South Poland Cleantech Cluster

is a platform for cooperation between companies, universities and research and development units, local government units (municipalities, cities) and non-governmental organizations

South Poland Cleantech Clusters vision is to become a leading cleantech cluster in Central Europe and one of the most competitive clusters in the world by creating a superior innovation and research environment to bring cleantech technology and services to various sectors and value chains.

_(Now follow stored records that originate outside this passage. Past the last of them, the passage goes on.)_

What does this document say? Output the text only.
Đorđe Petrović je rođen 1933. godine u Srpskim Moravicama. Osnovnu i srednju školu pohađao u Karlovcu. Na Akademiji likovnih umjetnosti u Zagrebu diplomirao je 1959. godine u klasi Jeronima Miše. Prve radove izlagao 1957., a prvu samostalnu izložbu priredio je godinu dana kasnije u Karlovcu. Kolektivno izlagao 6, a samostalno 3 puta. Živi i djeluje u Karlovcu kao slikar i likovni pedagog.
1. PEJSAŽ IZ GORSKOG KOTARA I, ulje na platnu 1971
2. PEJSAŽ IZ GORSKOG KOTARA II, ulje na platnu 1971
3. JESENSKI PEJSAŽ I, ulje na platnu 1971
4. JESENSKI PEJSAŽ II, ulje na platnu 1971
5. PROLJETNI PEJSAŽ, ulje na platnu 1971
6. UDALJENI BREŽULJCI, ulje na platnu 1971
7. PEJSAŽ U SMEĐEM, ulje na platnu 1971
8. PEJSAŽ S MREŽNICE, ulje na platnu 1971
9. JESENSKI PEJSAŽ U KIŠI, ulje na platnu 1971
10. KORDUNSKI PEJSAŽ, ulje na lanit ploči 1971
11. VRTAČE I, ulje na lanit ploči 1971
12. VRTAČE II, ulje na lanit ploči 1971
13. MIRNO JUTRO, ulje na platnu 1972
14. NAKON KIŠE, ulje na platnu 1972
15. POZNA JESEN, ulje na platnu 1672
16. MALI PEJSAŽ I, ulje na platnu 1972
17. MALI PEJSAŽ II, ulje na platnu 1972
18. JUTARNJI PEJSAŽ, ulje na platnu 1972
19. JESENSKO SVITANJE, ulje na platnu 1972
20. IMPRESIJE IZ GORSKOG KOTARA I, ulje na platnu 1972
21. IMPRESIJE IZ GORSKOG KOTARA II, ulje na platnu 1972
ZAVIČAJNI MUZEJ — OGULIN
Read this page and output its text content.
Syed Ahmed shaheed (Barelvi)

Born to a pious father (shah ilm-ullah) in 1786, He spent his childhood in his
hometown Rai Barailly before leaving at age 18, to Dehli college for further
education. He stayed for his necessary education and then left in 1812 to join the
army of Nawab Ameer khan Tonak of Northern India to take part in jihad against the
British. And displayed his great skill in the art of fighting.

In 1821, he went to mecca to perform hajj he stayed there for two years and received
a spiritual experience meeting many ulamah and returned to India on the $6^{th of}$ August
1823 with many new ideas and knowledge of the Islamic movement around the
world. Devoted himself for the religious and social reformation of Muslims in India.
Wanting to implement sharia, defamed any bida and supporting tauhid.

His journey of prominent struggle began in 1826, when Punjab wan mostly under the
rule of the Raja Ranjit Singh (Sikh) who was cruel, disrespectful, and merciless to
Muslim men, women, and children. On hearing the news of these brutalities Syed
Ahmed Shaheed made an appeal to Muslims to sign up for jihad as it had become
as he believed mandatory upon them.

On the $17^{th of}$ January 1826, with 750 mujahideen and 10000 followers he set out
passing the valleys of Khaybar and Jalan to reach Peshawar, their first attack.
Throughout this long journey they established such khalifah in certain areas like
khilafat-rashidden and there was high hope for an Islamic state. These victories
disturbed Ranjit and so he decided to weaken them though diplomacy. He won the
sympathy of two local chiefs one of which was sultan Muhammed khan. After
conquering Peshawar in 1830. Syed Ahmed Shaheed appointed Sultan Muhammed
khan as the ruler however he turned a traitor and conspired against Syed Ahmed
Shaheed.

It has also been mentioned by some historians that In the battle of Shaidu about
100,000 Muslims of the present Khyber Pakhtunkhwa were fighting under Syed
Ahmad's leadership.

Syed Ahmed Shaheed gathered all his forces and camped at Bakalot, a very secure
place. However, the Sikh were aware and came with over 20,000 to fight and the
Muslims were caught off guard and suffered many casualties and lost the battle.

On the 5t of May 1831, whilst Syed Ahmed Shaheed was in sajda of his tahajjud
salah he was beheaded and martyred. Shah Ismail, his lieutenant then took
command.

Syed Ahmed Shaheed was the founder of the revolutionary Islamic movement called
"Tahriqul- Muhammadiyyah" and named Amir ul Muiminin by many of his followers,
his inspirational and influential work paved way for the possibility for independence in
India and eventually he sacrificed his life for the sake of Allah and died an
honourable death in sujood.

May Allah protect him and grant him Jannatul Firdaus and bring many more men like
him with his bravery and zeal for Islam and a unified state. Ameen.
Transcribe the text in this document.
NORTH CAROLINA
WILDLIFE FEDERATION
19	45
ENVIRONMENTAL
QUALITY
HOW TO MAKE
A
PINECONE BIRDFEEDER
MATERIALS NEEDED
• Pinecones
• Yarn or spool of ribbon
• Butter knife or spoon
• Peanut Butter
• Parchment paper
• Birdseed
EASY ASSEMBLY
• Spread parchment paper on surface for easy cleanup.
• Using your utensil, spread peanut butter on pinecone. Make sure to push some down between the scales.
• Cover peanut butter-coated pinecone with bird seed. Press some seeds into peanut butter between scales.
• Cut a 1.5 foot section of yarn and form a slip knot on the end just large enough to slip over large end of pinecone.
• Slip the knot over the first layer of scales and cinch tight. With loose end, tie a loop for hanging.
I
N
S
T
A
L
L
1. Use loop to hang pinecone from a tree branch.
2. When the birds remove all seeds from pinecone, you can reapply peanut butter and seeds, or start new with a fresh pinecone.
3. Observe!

SPCleantech brings together members and partners around the following collaboration platforms:

  • intelligent, low-emission buildings / management systems / ecological building materials
  • Smart city / sustainable urban development / e-mobility
  • energy efficiency
  • smart grid, renewable energy
  • virtual reality (VR) and augmented reality (AR)
  • Big Data
  • internet of things (IoT), internet of everything (IoE)
  • bio-based economy
  • circular economy

Every year, much of the consumed energy is wasted through transmission, heat loss and inefficient technology – costing families and businesses money, and leading to increased carbon pollution.

Energy efficiency is one of the easiest and most cost effective ways to combat climate change, clean the air we breathe, improve the competitiveness of our businesses and reduce energy costs for consumers. South Poland Cleantech Cluster is working with universities, research institutes, businesses and the cities to develop new, energy-efficient technologies while boosting the efficiency of current technologies on the market.

The EU is aiming for a 20% cut in Europe’s annual primary energy consumption by 2020. Commission has proposed several measures to increase efficiency at all stages of the energy chain: generation, transformation, distribution and final consumption.
The measures focus on the public transport and building sectors, where the potential for savings is greatest. Other measures include the introduction of smart meters (which encourage consumers to manage their energy use better), and clearer product labeling.

The new Directive entered into force on 4 December 2012. Most of its provisions have to be implemented by the Member States by 5 June 2014.

An effective common framework

This Directive establishes a common framework of measures for the promotion of energy efficiency within the Union in order to ensure the achievement of the Union’s 2020 20 % headline target on energy efficiency and to pave the way for further energy efficiency improvements beyond that date.

All EU-28 countries are thus required to use energy more efficiently at all stages of the energy chain – from the transformation of energy and its distribution to its final consumption. The new Directive will help remove barriers and overcome market failures that impede efficiency in the supply and use of energy and provides for the establishment of indicative national energy efficiency targets for 2020.

In Poland energy efficiency still increases, but its growth is slower than a few years ago. Polish economy is still more energy-intensive than the EU average. At the same time a communication from the European Commission (EC) proposing a new energy saving target of 30% for 2030 calls for energy efficiency to become an integral part of the EU’s policy framework for climate and energy from 2020 to 2030.

Energy efficiency is not energy conservation.
Energy conservation is reducing or going without a service to save energy.

For example: Turning off a light is energy conservation. Replacing an incandescent lamp with a compact fluorescent lamp (which uses much less energy to produce the same amount of light) is energy efficiency. Both efficiency and conservation can reduce greenhouse gas emissions.